The British Retail Consortium said its retail sales monitor, produced with accountancy firm KPMG, showed sales “worryingly weak” as Christmas approaches, with October sales down 0.6% on a like-for-like basis against a year ago.
Credit services firm Experian’s Footfall Retail Index showed a year-on-year decline of 10.2% in the week commencing October 31.
The UK Retail Traffic Weathermap, produced by research company Synovate, showed overall UK footfall down 2.8% in October, with shopper visits down 10% in Scotland and Northern Ireland.
The BRC’s consumer confidence report, produced with Nielsen, showed that 86% of the UK population think the UK is still in recession and have increased job fears, though the number of consumers feeling negative about the state of their personal finances is at its lowest level for more than a year.
“Shoppers are remaining cautious and managing what they spend more closely,” said Nielsen’s UK managing director Chris Morley. BRC director general Stephen Robertson added: “There’s not much to be cheerful about.”

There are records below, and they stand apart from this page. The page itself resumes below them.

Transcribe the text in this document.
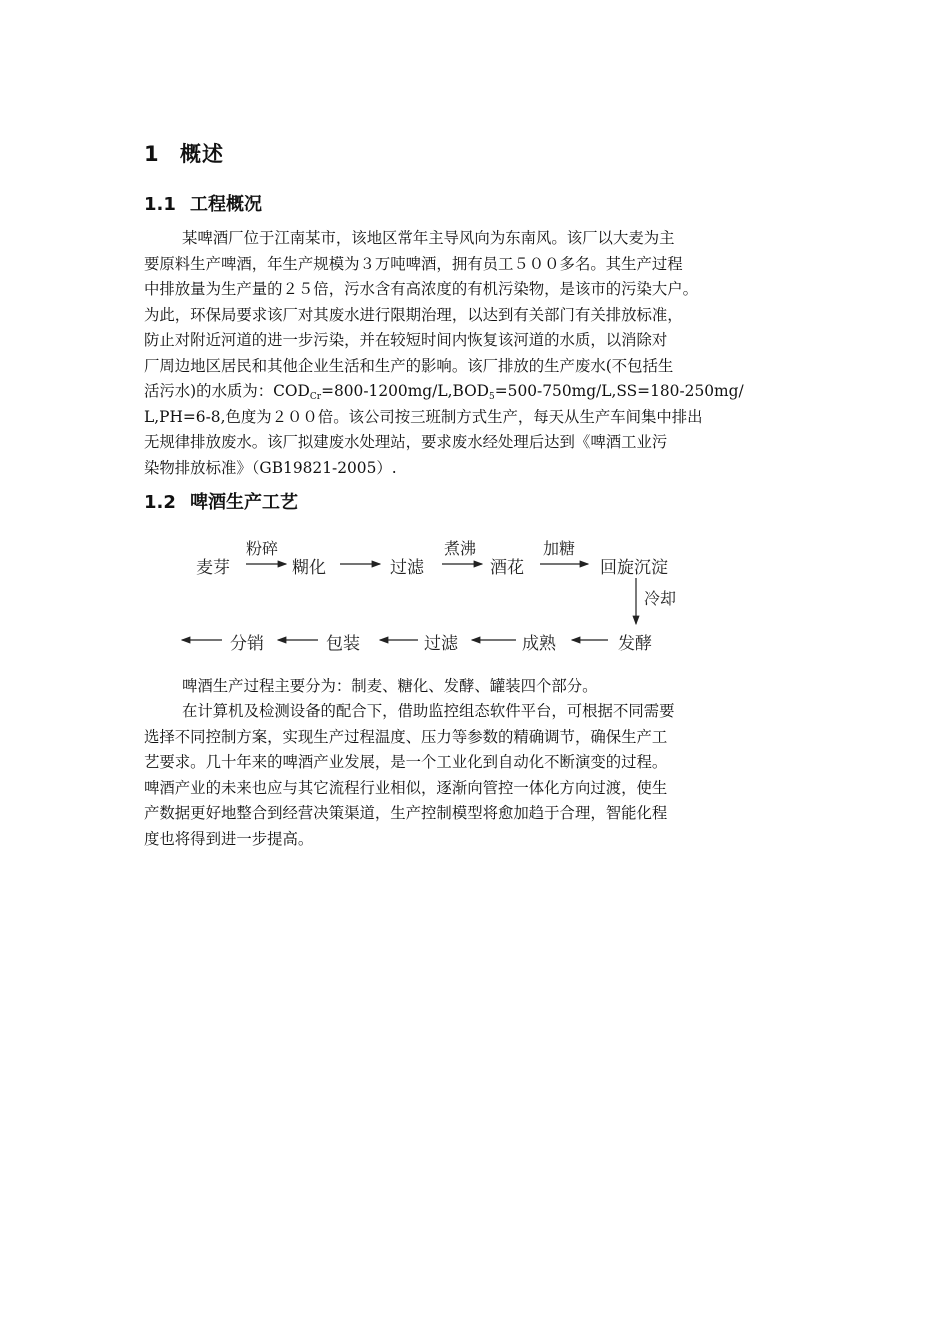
1 概述
1.1 工程概况
某啤酒厂位于江南某市，该地区常年主导风向为东南风。该厂以大麦为主
要原料生产啤酒，年生产规模为３万吨啤酒，拥有员工５００多名。其生产过程
中排放量为生产量的２５倍，污水含有高浓度的有机污染物，是该市的污染大户。
为此，环保局要求该厂对其废水进行限期治理，以达到有关部门有关排放标准，
防止对附近河道的进一步污染，并在较短时间内恢复该河道的水质，以消除对
厂周边地区居民和其他企业生活和生产的影响。该厂排放的生产废水(不包括生
活污水)的水质为：$COD_{Cr}=800-1200mg/L,BOD_5=500-750mg/L,SS=180-250mg/$
L,PH=6-8,色度为２００倍。该公司按三班制方式生产，每天从生产车间集中排出
无规律排放废水。该厂拟建废水处理站，要求废水经处理后达到《啤酒工业污
染物排放标准》（GB19821-2005）.
1.2 啤酒生产工艺
麦芽	糊化	过滤	酒花	回旋沉淀
粉碎	煮沸	加糖
冷却
发酵
成熟
过滤
包装
分销
啤酒生产过程主要分为：制麦、糖化、发酵、罐装四个部分。
在计算机及检测设备的配合下，借助监控组态软件平台，可根据不同需要
选择不同控制方案，实现生产过程温度、压力等参数的精确调节，确保生产工
艺要求。几十年来的啤酒产业发展，是一个工业化到自动化不断演变的过程。
啤酒产业的未来也应与其它流程行业相似，逐渐向管控一体化方向过渡，使生
产数据更好地整合到经营决策渠道，生产控制模型将愈加趋于合理，智能化程
度也将得到进一步提高。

Helen Dickinson, head of retail at KPMG, said: “To whatever extent sales are being made, margins and profits are being impacted to stimulate demand as retailers strive to cope.”
Emmanuel Hembert of global management consultant AT Kearney said: “The UK high street faces a moment of truth. It is gearing up to capture the consumer festive spend, but the battle for share of wallets will be fierce.
“An early indicator that the high street is preparing for tough trading conditions lies in the fact that retail jobs have not yet picked up as they usually do, a hint that temporary hiring for Christmas has so far been muted this year.”